Thursday, November 5, 2009

Covering Your Bases

There is a core concept in the book New Strategic Selling, by Heiman and Sanchez, that every person making complex sales must understand. Every sale of nebulous professional services is certainly a complex one. Especially when the effort is, as this blog hopes to help you accomplish, to secure high paying, expert dependant bet-the-company work.

To review, clients that have mission-critical work often need expertise found outside the firm on a temporary basis, to help them achieve a tremendous opportunity or avert a disaster. This may include achieving the best possible result in a multi-million (or billion) dollar lawsuit. Consummating a highly lucrative acquisition or sale of all or part of a business. Recovering from financial crisis. Addressing fraud or corruption within its domestic or international operations. Achieving greater revenues and exponential growth through focus and discipline. The situations are endless.

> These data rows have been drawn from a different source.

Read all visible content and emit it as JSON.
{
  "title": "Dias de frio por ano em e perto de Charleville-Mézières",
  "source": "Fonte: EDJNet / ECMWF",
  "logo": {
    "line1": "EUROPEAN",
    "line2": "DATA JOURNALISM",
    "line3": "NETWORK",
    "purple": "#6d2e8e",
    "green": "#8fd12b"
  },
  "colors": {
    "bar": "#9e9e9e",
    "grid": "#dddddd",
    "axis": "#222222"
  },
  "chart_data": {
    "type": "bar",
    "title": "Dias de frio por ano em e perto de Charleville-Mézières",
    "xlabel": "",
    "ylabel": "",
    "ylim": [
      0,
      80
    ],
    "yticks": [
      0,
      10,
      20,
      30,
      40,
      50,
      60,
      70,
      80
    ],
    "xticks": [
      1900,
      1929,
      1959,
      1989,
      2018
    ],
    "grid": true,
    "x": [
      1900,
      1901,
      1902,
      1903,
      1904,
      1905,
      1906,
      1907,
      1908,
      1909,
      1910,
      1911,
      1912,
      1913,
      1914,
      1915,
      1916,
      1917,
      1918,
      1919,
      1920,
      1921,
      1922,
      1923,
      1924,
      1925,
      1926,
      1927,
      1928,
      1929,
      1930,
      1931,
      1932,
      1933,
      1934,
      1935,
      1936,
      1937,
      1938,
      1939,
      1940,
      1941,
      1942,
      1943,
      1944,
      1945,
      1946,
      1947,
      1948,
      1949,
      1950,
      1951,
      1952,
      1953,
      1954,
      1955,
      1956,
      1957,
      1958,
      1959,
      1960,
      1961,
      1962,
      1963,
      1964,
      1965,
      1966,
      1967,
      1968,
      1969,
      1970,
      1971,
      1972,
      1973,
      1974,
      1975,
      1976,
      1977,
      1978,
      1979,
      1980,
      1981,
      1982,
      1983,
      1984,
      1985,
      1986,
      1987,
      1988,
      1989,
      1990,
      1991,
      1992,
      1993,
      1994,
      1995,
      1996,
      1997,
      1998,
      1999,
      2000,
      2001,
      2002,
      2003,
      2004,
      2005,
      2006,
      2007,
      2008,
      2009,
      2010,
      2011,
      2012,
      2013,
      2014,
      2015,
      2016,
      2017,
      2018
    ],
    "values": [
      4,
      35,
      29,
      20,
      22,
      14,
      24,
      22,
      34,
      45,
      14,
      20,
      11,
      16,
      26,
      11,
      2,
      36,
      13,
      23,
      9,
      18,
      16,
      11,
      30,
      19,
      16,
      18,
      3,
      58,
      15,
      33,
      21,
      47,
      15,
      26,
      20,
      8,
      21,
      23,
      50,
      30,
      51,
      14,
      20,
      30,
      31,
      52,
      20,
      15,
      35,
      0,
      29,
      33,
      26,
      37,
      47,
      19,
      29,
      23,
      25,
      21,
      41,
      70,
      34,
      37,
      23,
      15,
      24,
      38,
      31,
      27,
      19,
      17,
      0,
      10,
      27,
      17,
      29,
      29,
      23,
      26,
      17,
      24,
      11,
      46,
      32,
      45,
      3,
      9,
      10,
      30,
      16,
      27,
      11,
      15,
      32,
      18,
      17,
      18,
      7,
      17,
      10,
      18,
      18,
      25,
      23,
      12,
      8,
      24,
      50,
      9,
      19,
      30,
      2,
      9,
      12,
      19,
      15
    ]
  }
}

Heiman and Sanchez point out that every complex sale involves multiple buyers within the target, or perhaps tangential to it. Failure to create real wins for each of these critical buyers generally results in failure to secure the opportunity. Even if the contract is secured, failure to gain the support from all influencers within the entity will make it extremely difficult to succeed in the work or obtain any future work with that firm. A blessing from the top is seldom sufficient.

The four buying influencers are:
The Technical Buyer
The User Buyer
The Economic Buyer
The Coach

More than one person may fill each role and one person may completely or partially fill multiple roles. The objective is to identify who, within the target, holds the power to say no to your proposal, what their role is, how much influence do they really have, how to get to them and create a win for them so that they do not undermine your efforts. We will address coaches in the next post as they are extremely important and unique in their role in this process.

The Technical Buyer
This role is often filled by a gatekeeper. Often they are younger professionals whose job it is to find the individuals or firms who can be shown to have the necessary credentials to qualify as experts for the project. The role of this influences is to find objective proof that you are the right expert for this project.
Prior work experience – case studies.
Education, certifications, credentials.
Testimonials and references.
Thought Leading Articles, Speeches and White Papers.
Anything else that objectively proves you know this stuff better than anyone else.

The Technical Buyers role often is to narrow the field to the few top experts in the field. You have to stand out to make the cut.

The User Buyer
This role is filled by the individuals whose careers ride on how you perform. Once you have been approved technically, these influencers want to know whether they can work with you, whether you fit the culture of the organization, whether you can work as part of their team. Will you present well to critical third parties such as a jury, judge, Board of Directors, their client, etc.
We know you have the credentials at this point, but:
Are you well-spoken? Are you too well-spoken?
Do you have the right accent for work in Texas or New York?
Do you dress appropriately?
Are you attactive or fit or tall or not, which may be as important?
Do we seem to mesh on a personal level?
Does my team like you?
Etc.

This evaluation tends to be more esoteric and comes down to whether the person who is responsible for the success of this hugely important project can count on you to make him or her look great in front of the people most important to him or her.

The Economic Buyer
This is the person who writes the check to pay you for your work. The greater the support you have from the Technical and User Buyers charged with the success of the project, the more likely the economic buyer will give you the go ahead.

Never, however, take this influencer lightly. The person making this decision is also on the hook should the effort fail. If they do not know you, they may decide that it is safer to choose a highly regarded known quantity. The old saying is very relevant to this person, “No one ever got fired for hiring IBM.” The big name, highly regarded and much more expensive option is also the safest for the economic buyer, even in the face of support from all other influencers. If you fail to create a win for this critical influencer, you have made a critical error in your efforts.

Wins
The goal of your sale cannot just be to secure the work. You must identify each person with influence over the sale and the ultimate work and create a real and positive win for that person within the company and in their lives. You must show each buying influencer that you will make them look great in front of the people most important to them.

If you fail to do this, even if you secure the sale, the path will be fraught with pitfalls, the likelihood that you will fail and be blamed for the poor result and perhaps sued because of it, increase dramatically.

As they say,
“Hell hath no fury like a buying influencer scorned”

or something like that.

Complex sales are complex. It is important to work the whole puzzle. You are not finished if there are still pieces sitting on the table.